Title: Is it "fascist" to believe a state can belong to a specific people?
Host: Haviv Rettig Gur
Date: February 15, 2026
This episode tackles the provocative and often misunderstood question: "Is it fascist for a state to belong to a specific people?" Haviv Rettig Gur discusses the historical, political, and emotional weight of national self-determination, challenging Twitter-borne simplifications and contrasting the realities of ethnic or national states versus civic democracies. Using the Israeli-Palestinian conflict as his canvas, he explores whether a shared civic state is feasible or if two states remain the only practical path. The episode is a deep dive into identity, statehood, and the lived trauma that shapes political realities.
"The idea that a state can belong to a people... That is not a fascist idea. That is not historically what fascists argued. That is in fact Woodrow Wilson’s idea of self-determination. That is what Palestinians are asking for."
— Haviv Rettig Gur [00:05]
"Most Democracies are not civic democracies modeled on America. Most democracies are national or ethnic democracies and... have some kind or version of law of return."
— Haviv Rettig Gur [03:34]
Posing the “One State” Solution (06:42)
"Each side... is absolutely convinced the other side wants to destroy it. And each side has an endless array of data points, just volumes of data points proving its case."
— Haviv Rettig Gur [09:16]
Hurdle #2: Distrust of Models (12:05)
"We have a model of Belgium where they live together mostly bloodlessly... But we also have other models. We have the model of Lebanon... Yugoslavia, Bosnia."
— Haviv Rettig Gur [12:34]
"The Jews who didn’t get in by the time... immigration was closed... went through all the horrors and they became Israelis and the horrors stopped and the death stopped when they had self-determination, when they had self-reliance."
— Haviv Rettig Gur [15:15]
"If a lot of voters suddenly demand massive redistribution to the point of a gutting of the productive middle class of Israel... what kind of tensions, what kind of social unrest, what kind of collapse are you actually building?"
— Haviv Rettig Gur [19:54]
"The kind of reconciliation you have to create as a precondition for one state having any chance to actually work... is so deep, is so profound that 10% of the way you’ve already achieved enough reconciliation for two states."

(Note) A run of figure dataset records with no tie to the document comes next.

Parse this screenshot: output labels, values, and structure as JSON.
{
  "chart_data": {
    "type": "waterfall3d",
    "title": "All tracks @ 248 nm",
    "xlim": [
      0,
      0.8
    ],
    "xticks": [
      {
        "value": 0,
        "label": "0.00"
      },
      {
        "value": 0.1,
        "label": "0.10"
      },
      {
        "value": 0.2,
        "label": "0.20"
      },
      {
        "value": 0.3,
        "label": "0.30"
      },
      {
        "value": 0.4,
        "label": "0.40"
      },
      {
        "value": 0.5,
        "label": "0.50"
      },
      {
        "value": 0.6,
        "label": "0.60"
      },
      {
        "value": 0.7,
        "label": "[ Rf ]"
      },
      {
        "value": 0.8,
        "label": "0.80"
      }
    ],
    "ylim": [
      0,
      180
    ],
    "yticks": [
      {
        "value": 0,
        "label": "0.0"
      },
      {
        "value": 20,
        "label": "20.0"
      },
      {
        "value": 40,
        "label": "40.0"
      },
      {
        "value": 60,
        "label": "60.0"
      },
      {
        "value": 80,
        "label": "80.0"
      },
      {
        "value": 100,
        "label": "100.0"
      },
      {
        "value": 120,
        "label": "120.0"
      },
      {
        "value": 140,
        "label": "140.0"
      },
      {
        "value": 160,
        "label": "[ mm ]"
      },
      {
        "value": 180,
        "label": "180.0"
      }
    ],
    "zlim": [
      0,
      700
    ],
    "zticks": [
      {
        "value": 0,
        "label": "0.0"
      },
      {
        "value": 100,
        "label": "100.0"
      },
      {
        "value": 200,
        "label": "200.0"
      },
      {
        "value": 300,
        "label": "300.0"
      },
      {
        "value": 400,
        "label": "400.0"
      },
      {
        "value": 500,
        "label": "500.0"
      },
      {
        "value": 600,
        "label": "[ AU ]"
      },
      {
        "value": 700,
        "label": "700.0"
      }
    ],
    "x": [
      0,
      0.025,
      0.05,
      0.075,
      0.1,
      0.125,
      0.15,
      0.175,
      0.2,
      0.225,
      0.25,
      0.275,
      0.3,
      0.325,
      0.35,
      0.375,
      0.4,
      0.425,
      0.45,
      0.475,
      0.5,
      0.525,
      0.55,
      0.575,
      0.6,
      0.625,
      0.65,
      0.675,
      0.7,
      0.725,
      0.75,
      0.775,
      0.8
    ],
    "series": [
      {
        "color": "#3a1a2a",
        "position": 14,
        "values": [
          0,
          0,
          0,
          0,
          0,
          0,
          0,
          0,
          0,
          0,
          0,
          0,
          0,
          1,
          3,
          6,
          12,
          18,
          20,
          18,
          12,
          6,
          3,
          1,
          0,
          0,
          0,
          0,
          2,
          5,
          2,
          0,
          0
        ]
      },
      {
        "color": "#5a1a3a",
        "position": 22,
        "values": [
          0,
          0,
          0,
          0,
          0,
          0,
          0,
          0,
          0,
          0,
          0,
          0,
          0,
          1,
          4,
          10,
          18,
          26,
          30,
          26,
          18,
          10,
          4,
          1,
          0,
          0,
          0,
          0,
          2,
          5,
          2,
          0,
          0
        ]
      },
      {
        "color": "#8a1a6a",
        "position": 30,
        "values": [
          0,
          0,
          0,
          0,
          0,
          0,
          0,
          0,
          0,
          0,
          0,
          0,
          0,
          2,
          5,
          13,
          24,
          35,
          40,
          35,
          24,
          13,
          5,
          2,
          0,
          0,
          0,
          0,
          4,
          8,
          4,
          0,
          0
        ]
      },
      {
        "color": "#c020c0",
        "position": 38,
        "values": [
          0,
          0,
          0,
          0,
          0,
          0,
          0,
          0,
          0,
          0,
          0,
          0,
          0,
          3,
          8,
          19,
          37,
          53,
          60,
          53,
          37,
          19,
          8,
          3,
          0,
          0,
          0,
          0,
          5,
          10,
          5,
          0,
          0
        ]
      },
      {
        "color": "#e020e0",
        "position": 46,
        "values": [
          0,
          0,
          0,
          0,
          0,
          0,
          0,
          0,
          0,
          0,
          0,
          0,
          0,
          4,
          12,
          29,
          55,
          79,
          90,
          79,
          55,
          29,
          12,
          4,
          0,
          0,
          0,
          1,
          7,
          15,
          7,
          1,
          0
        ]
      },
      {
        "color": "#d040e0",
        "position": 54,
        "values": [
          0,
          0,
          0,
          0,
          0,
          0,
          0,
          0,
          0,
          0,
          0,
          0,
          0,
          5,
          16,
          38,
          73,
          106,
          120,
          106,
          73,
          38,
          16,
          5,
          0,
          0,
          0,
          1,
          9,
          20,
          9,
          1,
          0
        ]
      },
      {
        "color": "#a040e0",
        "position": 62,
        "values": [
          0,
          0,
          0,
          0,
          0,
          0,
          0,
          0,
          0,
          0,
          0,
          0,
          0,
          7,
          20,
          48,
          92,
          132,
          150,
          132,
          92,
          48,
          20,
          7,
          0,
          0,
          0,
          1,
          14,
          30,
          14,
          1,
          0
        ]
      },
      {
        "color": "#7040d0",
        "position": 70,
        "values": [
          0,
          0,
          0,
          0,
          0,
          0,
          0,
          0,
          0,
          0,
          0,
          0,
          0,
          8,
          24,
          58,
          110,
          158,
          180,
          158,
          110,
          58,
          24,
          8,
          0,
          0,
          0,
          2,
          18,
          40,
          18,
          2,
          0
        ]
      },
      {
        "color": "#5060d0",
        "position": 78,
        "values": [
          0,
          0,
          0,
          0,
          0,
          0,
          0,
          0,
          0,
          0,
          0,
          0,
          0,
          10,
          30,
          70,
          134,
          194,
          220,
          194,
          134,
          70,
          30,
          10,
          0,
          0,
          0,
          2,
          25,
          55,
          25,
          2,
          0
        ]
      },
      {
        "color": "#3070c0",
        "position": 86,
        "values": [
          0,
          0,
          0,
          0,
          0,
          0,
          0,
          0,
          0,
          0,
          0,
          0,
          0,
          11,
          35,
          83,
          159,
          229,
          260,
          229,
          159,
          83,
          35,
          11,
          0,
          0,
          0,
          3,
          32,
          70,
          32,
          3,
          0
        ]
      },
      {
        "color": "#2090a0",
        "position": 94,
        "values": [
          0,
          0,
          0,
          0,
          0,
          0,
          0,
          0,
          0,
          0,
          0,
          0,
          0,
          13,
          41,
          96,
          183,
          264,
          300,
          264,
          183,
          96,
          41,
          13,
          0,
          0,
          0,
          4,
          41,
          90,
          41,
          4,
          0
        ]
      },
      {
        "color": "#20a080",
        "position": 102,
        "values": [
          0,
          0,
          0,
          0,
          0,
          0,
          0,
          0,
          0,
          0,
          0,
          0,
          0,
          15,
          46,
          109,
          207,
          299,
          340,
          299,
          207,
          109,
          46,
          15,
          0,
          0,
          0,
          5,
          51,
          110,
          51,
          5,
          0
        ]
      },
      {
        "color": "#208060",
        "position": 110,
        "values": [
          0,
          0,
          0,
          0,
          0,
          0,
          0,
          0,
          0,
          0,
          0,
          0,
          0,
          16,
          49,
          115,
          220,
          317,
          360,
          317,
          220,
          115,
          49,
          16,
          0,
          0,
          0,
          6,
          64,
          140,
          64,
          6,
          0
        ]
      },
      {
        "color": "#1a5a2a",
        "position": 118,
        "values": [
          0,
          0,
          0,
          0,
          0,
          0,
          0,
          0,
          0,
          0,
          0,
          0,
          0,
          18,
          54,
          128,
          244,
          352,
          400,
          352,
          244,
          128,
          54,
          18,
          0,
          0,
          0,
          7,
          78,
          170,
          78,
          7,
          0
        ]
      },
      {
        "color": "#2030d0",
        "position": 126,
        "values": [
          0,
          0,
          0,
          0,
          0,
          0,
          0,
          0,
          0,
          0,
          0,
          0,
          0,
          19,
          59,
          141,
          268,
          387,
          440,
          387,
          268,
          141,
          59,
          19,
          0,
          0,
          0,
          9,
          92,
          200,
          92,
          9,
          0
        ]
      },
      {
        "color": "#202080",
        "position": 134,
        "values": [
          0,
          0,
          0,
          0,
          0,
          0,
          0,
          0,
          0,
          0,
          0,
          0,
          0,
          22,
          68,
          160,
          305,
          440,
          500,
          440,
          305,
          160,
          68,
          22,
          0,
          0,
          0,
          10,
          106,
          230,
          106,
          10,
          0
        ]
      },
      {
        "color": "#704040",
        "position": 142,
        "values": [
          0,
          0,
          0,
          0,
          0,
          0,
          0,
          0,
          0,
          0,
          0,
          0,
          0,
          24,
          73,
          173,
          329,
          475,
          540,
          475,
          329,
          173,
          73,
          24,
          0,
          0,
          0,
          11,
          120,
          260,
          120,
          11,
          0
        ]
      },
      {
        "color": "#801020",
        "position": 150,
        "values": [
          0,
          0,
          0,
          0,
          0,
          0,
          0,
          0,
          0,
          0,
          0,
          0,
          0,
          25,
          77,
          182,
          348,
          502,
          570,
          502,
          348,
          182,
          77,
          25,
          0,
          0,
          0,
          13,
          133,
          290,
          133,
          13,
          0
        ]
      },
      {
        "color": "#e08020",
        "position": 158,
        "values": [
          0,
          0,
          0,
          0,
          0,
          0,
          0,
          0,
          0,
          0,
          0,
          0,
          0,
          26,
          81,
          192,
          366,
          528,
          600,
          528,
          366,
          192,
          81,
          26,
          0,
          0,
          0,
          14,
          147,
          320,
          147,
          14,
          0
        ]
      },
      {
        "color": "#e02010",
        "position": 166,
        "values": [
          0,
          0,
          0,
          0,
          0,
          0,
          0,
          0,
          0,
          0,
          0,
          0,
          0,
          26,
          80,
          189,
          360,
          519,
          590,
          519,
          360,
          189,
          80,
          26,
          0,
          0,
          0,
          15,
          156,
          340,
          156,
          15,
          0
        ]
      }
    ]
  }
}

— Haviv Rettig Gur [24:12]
Practical Benefits
"Palestinians can choose their own path... they can integrate profoundly, deeply into the Israeli economy... A Palestine where you force the people together... is a Palestinian situation that is far worse."
— Haviv Rettig Gur [27:44]
Mutual Security (31:21)
"One state is a fantasy of foreigners who don’t know the historical experiences, the identities, the narratives, what we think of each other and why."
— Haviv Rettig Gur [36:12]
On Self-Determination and “Fascism”:
“The very idea that self determination, that a state for a nation is a fascist idea is something that only really works as a tweet.”
— Haviv Rettig Gur [01:08]
On Prospects for a One-State Model:
“Between here and Belgium is a marathon. A marathon nobody here wants to run.”
— Haviv Rettig Gur [32:54]
Final Take:
“One state isn’t a solution to the big problems that afflict us, and two states still is. Nobody knows how to get there, but nobody has yet offered a better answer. And that’s my answer.”
— Haviv Rettig Gur [36:27]
Haviv’s discussion is thoughtful, layered with empathy for both peoples, but unsparing in its realism. His tone is passionate but rational, critical of armchair theorizing detached from the experiences of those who live the conflict daily. The mood alternates between historical overview, biting critique, and grounded hope for practical solutions.
Summary:
Haviv answers a deeply contentious question with nuance: national self-determination is not fascist. He argues that for Israelis and Palestinians, the one-state solution remains an emotionally, politically, and historically unworkable fantasy—one that both communities themselves largely reject. Real security, dignity, and reconciliation—however challenging—lie in two sovereign states. No one has found a better answer yet.